Hekaya : ambition mondiale pour les séries verticales marocaines.
Après avoir longtemps été exposé aux récits d’autres cultures, le public marocain pourrait bientôt voir ses propres histoires s’exporter à l’international. Avec Hekaya, Mehdi Chougrad ambitionne de faire découvrir des séries marocaines en darija, doublées dans plusieurs langues et conçues pour être visionnées sur téléphone.
Le 20 juillet 2026 à 19h07, cet article a été modifié à la même date et heure.
Pendant des années, les récits en provenance de Turquie, de Corée, des États-Unis et d’autres pays ont franchi les frontières pour atteindre le public marocain. Aujourd’hui, une plateforme marocaine souhaite inverser cette tendance.
Récemment lancée au Maroc, Hekaya se prépare à un déploiement international. La plateforme propose des séries courtes, filmées au format vertical, spécifiquement conçues pour être visionnées sur un téléphone. Son objectif est de faire voyager des histoires marocaines au-delà des frontières, sans que la barrière de la langue ne soit un frein.
« Pourquoi nous, Marocains, sommes-nous obligés de regarder les histoires des autres alors que nous sommes capables de créer nos propres récits et de les faire connaître dans le monde entier ? », interroge Mehdi Chougrad, fondateur et directeur général de Hekaya.
L’idée de Hekaya a émergé il y a environ deux ans, lorsque son fondateur a constaté le succès international des plateformes de séries verticales. Ces formats, largement développés en Asie, sont conçus pour être consommés rapidement, que ce soit entre deux activités, dans les transports ou simplement sur un téléphone.
Les épisodes durent entre une minute trente et deux minutes trente, avec un rythme rapide, une accroche dès les premières secondes et une conclusion incitant à visionner l’épisode suivant.
Pour son lancement, la plateforme propose déjà 30 séries de 30 épisodes, soit un total de 900 épisodes, tous imaginés, écrits et produits au Maroc.
Le projet a nécessité un investissement de plus de 12 millions de dirhams, financé sur fonds propres. Des acteurs, réalisateurs et techniciens marocains ont participé aux productions, parmi lesquels les réalisateurs Actarus Hamed Aksas et Doha Moustaquim.
La langue représente l’un des principaux défis du projet. Les séries produites au Maroc sont doublées et sous-titrées dans plusieurs langues pour toucher des publics étrangers.
Ainsi, une même histoire peut être visionnée en français, en anglais ou en espagnol, selon le pays.
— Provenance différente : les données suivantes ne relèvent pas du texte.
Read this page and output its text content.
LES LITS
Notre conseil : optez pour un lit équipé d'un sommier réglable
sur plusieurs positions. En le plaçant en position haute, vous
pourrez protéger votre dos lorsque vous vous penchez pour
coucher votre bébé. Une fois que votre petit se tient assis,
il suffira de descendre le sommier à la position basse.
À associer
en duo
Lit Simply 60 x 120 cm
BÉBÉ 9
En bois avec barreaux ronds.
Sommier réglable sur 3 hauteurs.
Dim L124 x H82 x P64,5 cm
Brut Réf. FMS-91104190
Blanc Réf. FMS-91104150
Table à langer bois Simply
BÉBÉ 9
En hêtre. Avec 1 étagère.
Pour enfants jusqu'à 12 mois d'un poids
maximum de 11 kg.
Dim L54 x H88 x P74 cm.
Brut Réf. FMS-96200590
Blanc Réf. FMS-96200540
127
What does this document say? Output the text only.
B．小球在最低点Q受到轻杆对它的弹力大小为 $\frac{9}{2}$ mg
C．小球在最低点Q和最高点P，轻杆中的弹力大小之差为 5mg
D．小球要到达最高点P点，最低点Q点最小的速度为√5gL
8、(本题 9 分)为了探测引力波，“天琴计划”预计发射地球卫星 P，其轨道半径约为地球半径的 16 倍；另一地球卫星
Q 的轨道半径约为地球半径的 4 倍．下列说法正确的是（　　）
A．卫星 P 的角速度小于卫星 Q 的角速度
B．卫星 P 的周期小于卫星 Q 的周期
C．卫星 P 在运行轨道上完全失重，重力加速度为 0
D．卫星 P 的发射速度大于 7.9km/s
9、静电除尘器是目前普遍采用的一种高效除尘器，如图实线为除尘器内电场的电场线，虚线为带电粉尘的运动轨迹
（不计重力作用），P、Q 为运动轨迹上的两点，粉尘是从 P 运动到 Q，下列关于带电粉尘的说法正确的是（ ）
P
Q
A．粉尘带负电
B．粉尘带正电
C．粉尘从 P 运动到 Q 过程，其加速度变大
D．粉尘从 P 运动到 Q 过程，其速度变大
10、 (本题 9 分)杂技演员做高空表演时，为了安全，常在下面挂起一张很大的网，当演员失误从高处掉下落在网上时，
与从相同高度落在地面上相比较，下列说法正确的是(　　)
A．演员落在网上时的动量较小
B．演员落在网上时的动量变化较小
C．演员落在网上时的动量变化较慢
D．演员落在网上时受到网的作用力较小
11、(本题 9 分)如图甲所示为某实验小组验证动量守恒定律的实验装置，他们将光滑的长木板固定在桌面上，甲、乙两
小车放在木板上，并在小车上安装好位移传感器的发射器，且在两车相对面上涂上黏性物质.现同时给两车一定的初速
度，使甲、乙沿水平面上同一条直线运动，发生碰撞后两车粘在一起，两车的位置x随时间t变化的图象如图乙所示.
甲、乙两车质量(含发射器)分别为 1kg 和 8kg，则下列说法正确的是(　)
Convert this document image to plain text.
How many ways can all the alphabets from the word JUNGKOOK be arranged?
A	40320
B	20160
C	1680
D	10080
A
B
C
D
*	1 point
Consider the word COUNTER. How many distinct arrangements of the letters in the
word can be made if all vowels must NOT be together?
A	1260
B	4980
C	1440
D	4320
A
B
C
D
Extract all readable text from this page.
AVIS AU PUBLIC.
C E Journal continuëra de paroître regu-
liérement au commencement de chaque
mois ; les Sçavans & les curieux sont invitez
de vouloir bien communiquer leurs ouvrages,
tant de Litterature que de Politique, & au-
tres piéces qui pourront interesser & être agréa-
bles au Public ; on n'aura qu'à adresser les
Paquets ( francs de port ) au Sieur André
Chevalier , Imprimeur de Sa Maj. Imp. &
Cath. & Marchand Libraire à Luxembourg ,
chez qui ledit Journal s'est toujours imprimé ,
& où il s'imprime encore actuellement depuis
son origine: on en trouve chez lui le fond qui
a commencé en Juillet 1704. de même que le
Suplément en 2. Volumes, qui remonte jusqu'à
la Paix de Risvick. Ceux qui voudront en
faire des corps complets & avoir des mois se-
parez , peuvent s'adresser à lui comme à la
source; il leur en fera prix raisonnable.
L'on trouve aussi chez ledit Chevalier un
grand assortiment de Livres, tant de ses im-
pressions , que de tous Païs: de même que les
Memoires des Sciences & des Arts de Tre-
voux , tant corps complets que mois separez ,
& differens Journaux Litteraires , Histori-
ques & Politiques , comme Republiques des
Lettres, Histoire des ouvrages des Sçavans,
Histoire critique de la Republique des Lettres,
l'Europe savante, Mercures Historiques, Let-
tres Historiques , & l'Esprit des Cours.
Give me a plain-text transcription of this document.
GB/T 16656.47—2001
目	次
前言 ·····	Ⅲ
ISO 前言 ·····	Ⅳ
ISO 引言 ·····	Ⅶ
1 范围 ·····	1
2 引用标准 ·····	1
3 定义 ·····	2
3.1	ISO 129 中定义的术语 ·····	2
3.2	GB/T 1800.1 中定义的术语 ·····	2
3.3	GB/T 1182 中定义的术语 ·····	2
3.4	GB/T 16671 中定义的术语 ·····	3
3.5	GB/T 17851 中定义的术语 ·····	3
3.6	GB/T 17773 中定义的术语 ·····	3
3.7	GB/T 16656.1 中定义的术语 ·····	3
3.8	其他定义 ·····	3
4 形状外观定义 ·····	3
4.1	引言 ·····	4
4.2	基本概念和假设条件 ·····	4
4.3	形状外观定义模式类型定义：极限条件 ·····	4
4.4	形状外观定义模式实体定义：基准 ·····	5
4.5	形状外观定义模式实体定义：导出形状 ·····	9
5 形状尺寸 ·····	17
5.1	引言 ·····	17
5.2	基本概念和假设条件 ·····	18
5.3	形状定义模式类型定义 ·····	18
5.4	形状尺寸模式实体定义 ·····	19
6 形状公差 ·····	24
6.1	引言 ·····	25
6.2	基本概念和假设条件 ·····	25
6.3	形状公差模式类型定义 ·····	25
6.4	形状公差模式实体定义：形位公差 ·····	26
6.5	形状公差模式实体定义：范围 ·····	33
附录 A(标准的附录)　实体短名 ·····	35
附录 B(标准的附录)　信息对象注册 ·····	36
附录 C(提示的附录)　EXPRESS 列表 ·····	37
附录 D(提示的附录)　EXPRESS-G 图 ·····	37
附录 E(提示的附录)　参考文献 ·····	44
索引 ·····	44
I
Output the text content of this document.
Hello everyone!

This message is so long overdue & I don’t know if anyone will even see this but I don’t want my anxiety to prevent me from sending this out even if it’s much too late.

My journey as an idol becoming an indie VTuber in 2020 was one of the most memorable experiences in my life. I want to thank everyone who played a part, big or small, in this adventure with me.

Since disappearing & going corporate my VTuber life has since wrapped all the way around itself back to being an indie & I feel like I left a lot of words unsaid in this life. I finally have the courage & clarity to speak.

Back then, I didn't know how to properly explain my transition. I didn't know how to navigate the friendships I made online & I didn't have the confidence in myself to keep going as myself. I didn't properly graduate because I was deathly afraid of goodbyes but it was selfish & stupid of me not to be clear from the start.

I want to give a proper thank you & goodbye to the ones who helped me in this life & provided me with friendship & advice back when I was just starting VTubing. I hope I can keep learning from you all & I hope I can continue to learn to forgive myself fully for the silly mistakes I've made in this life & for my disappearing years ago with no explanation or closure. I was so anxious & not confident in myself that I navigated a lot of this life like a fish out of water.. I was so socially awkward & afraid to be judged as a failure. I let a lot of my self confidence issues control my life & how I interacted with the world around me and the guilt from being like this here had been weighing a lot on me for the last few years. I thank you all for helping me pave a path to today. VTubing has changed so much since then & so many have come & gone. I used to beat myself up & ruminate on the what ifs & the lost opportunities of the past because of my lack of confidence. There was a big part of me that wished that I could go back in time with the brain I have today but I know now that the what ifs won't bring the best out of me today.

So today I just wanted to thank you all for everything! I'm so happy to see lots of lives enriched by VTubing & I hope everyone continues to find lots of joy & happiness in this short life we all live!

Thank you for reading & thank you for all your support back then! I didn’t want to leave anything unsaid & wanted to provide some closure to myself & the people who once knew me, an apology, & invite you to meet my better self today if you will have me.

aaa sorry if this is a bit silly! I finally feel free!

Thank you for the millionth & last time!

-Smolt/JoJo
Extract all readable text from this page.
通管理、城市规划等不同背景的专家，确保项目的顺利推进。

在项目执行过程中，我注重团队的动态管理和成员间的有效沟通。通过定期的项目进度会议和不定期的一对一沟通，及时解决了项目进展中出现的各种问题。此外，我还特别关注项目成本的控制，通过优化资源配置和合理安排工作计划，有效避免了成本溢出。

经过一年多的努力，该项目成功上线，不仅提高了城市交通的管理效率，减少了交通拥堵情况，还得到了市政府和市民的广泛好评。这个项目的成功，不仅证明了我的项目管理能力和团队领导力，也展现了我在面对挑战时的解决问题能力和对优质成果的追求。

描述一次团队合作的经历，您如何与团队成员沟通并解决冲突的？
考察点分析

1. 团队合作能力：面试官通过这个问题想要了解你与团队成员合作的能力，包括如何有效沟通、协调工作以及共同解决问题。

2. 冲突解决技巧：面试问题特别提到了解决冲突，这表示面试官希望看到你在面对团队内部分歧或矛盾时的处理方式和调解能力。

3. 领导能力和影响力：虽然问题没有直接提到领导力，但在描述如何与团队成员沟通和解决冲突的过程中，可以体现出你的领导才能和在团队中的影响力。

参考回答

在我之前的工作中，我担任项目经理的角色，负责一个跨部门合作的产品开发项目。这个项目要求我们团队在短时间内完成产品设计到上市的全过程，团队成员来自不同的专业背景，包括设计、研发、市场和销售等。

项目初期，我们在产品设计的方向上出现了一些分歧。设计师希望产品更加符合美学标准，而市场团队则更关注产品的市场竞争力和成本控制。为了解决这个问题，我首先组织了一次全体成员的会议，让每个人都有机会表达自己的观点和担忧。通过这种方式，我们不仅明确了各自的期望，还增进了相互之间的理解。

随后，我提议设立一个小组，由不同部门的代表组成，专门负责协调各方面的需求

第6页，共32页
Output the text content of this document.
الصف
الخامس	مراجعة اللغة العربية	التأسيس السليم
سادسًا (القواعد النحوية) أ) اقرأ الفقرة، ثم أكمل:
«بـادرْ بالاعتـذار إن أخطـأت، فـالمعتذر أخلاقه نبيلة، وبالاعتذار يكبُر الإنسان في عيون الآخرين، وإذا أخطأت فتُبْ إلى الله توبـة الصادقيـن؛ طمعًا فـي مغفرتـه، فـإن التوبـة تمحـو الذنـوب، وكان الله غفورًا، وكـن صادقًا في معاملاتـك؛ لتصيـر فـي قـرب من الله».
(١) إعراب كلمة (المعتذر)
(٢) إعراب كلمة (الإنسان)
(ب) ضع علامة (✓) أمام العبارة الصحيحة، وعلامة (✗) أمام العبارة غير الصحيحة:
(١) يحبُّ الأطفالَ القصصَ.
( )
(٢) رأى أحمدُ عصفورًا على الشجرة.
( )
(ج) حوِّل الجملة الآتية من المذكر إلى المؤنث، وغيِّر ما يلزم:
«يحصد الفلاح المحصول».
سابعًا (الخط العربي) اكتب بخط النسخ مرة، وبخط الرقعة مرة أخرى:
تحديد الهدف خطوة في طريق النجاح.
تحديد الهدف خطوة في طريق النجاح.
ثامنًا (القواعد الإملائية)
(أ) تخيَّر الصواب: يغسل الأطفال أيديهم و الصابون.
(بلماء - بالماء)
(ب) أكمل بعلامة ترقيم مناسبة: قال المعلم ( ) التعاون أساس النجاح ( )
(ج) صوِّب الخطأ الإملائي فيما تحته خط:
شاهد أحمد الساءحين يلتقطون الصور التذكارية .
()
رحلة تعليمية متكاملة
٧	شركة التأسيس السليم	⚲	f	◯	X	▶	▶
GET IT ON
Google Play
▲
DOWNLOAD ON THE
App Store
L’objectif est de permettre à une histoire née au Maroc de poursuivre son parcours auprès de spectateurs qui ne maîtrisent pas nécessairement la darija.
« La darija devient un point de départ, pas une frontière », affirme Mehdi Chougrad.
Cette volonté d’exporter les récits marocains est également liée à une observation sur la circulation des œuvres. Bien que le Maroc dispose d’acteurs, de réalisateurs et de techniciens, ses productions peinent encore à trouver leur place dans les circuits internationaux de diffusion.
Avec Hekaya, le défi est de créer un accès direct à ces publics, en s’appuyant sur un format déjà populaire à l’étranger.
L’application est accessible gratuitement et propose dix épisodes gratuits. Au-delà de cette offre, l’utilisateur peut choisir parmi différentes formules d’accès : un pass quotidien à 7 dirhams, un pass hebdomadaire à 15 dirhams ou un abonnement mensuel à 39 dirhams.
Au Maroc, le paiement peut être effectué via la facture ou le solde de l’opérateur téléphonique, grâce à des partenariats avec les trois opérateurs nationaux (Maroc Telecom, Orange et Inwi). Les paiements via l’App Store et Google Play sont également possibles.
La plateforme envisage également de développer des revenus publicitaires. Des bannières peuvent apparaître dans les épisodes accessibles gratuitement, tandis que les abonnés bénéficient d’un accès sans publicité. Des collaborations avec des marques sont également prévues, notamment à travers des placements de produits intégrés aux récits.
Pour Hekaya, le défi consiste désormais à continuer à produire. En effet, une plateforme de contenus ne peut fonctionner durablement sans nouvelles histoires. Le projet souhaite ainsi s’appuyer sur plusieurs réalisateurs et continuer à faire travailler les talents marocains.
Après avoir longtemps consommé des récits venus d’ailleurs, le public marocain pourrait donc voir ses propres histoires prendre le chemin inverse. D’abord en darija, puis dans les langues de ceux qui les découvriront ailleurs.